Le titre de ce billet est évidemment sarcastique, j'espère que tout le monde l'aura compris. The Epoch Times est l'équivalent en Amérique d'un Fox News ou en France d'un CNews, donc d'une crédibilité scientifique identique à un zéro pointé. Pourtant, et l'article de The Epoch Times, intitulé Climatologist Says a Century of Weather Data Contradicts Claims of Record Heat (Un climatologue affirme qu'un siècle de données météorologiques contredit les affirmations selon lesquelles on aurait atteint des records de chaleur), n'en fait pas mention, John Christy, qui est le héros de l'article, est bien l'auteur d'une étude scientifique publiée dans une revue "sérieuse" à lire ici : Declines in hot and cold daily temperature extremes in the conterminous US, 1899–2025 | Theoretical and Applied Climatology | Springer Nature Link ; cette étude est d'ailleurs d'une telle importance qu'elle est en accès gratuit, donc profitez-en !

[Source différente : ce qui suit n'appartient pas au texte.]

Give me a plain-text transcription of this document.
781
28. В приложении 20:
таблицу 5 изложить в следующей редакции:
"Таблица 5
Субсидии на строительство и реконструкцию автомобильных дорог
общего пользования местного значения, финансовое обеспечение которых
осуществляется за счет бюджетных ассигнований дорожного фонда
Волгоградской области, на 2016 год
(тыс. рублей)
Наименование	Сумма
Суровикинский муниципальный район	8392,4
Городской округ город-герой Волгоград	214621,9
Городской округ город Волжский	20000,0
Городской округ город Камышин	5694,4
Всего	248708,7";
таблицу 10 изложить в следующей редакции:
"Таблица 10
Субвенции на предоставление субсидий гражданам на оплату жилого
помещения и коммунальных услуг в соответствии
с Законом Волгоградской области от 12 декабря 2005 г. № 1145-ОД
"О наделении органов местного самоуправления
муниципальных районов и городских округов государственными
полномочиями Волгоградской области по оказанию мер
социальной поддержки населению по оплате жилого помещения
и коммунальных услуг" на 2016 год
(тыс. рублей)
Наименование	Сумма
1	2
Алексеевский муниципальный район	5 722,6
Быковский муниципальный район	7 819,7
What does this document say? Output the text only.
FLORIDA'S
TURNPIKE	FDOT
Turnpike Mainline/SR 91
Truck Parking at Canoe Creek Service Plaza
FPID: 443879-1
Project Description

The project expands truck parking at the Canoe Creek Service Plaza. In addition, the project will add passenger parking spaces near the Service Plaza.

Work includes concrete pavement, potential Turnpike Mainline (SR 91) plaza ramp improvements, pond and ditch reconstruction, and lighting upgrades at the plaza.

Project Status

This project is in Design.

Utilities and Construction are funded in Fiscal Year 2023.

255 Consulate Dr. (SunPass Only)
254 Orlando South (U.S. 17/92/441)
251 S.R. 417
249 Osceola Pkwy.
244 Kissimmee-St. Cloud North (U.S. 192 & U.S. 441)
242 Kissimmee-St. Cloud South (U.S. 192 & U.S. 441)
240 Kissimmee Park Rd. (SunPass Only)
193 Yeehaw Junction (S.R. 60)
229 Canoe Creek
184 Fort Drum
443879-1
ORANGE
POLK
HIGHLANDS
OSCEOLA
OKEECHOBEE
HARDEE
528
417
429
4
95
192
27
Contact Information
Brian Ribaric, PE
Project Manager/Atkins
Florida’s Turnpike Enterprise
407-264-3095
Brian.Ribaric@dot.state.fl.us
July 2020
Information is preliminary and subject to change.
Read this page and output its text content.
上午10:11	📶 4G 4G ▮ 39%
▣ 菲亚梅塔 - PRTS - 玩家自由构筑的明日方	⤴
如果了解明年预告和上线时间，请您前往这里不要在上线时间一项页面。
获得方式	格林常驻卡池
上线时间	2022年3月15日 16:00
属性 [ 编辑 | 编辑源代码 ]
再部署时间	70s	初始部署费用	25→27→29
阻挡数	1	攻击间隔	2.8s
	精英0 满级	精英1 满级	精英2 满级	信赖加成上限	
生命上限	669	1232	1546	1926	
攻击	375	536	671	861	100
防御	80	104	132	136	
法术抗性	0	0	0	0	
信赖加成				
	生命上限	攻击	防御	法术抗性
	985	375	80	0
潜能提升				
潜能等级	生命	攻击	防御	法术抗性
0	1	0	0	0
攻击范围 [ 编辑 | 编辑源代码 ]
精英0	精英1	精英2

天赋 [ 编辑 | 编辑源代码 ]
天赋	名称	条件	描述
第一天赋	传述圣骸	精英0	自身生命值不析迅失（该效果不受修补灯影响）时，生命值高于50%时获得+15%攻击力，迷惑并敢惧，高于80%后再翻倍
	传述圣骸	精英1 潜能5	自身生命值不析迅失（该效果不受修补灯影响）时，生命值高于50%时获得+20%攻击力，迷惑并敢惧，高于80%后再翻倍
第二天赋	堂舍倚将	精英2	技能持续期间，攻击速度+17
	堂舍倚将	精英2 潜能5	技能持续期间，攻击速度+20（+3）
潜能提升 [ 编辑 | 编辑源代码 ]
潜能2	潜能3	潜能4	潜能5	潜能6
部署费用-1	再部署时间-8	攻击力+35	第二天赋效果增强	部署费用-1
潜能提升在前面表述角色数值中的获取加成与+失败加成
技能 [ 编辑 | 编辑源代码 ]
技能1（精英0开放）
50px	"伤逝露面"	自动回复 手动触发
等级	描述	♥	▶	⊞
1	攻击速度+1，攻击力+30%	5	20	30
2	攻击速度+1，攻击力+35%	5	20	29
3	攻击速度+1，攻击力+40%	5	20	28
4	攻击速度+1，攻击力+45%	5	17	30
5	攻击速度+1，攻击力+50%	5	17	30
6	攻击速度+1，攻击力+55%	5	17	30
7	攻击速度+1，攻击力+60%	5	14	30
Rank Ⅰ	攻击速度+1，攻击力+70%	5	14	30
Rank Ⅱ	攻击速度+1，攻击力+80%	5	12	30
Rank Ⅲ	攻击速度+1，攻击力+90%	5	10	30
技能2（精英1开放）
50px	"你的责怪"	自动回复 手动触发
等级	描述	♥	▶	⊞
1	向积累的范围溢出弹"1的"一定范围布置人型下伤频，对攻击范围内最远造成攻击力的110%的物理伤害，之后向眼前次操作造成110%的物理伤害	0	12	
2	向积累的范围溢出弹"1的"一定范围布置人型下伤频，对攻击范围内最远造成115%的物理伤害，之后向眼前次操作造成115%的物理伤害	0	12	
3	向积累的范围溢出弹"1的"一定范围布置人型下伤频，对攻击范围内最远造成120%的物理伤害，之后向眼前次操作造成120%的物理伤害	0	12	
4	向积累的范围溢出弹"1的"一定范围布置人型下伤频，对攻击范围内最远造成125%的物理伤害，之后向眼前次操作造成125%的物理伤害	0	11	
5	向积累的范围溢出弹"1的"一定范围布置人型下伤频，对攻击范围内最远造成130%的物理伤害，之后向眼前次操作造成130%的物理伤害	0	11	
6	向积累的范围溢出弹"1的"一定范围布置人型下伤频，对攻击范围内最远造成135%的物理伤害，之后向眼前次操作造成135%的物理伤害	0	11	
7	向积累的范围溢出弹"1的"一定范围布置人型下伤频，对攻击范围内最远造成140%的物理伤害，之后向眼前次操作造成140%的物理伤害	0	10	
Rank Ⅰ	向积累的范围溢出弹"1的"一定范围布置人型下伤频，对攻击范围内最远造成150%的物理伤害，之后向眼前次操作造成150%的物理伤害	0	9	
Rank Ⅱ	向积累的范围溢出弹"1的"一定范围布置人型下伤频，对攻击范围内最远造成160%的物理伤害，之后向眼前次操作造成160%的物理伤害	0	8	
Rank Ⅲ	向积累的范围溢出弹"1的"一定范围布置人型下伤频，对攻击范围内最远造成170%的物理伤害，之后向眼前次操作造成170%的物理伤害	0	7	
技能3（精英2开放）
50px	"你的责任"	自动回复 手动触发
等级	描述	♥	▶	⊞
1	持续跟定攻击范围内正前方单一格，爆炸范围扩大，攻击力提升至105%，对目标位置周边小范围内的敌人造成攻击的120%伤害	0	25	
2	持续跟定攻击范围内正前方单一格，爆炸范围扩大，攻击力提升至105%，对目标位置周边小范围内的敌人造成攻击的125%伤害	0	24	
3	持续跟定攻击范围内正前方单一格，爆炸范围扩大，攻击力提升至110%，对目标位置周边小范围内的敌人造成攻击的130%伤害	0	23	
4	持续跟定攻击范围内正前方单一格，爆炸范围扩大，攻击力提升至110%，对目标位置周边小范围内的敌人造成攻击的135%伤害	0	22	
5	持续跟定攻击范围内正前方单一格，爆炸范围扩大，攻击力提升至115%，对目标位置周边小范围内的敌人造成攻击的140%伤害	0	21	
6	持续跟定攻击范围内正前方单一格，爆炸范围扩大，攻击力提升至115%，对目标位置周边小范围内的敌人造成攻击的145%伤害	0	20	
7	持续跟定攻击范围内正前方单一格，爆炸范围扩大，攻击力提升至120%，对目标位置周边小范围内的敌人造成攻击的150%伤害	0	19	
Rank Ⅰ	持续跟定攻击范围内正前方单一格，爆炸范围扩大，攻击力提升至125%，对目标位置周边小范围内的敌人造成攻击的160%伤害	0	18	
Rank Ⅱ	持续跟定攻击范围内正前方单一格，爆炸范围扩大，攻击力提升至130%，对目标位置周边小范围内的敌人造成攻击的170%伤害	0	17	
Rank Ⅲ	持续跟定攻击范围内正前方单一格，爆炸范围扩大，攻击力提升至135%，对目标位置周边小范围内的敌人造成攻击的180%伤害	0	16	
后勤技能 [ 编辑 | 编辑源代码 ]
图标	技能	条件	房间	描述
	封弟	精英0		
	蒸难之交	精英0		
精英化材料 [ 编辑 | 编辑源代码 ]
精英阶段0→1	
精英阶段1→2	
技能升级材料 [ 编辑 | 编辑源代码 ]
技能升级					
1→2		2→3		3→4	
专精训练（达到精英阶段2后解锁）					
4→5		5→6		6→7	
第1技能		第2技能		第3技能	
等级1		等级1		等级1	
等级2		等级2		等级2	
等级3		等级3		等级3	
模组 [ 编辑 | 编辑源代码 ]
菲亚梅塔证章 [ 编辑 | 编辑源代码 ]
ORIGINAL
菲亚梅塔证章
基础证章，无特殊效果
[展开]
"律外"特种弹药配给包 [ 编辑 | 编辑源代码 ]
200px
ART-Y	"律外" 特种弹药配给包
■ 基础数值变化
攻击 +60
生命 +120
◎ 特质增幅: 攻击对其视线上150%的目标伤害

Comme je ne suis pas capable, par manque de connaissances, de critiquer efficacement cette étude ainsi que l'article du torchon, pardon du site qui laisse son auteur répondre aux questions du "journaliste", un certain Kevin Stocklin, je ne vois aucun autre moyen de me faire une idée de sa pertinence qu'en demandant à une IA, Claude en l'occurence, de m'en faire un compte rendu objectif. Comme vous pourrez le constater tout n'est pas à jeter chez Christy, c'est d'ailleurs à cela qu'on reconnait un "climato-irréaliste" compétent, il part de données ou faits réels et incontestables afin de ferrer les petits poissons naïfs pour mieux les attraper dans sa nasse de désinformation en balançant des contrevérités ou approximations impossibles (ou très difficiles) à déceler pour le commun des mortels.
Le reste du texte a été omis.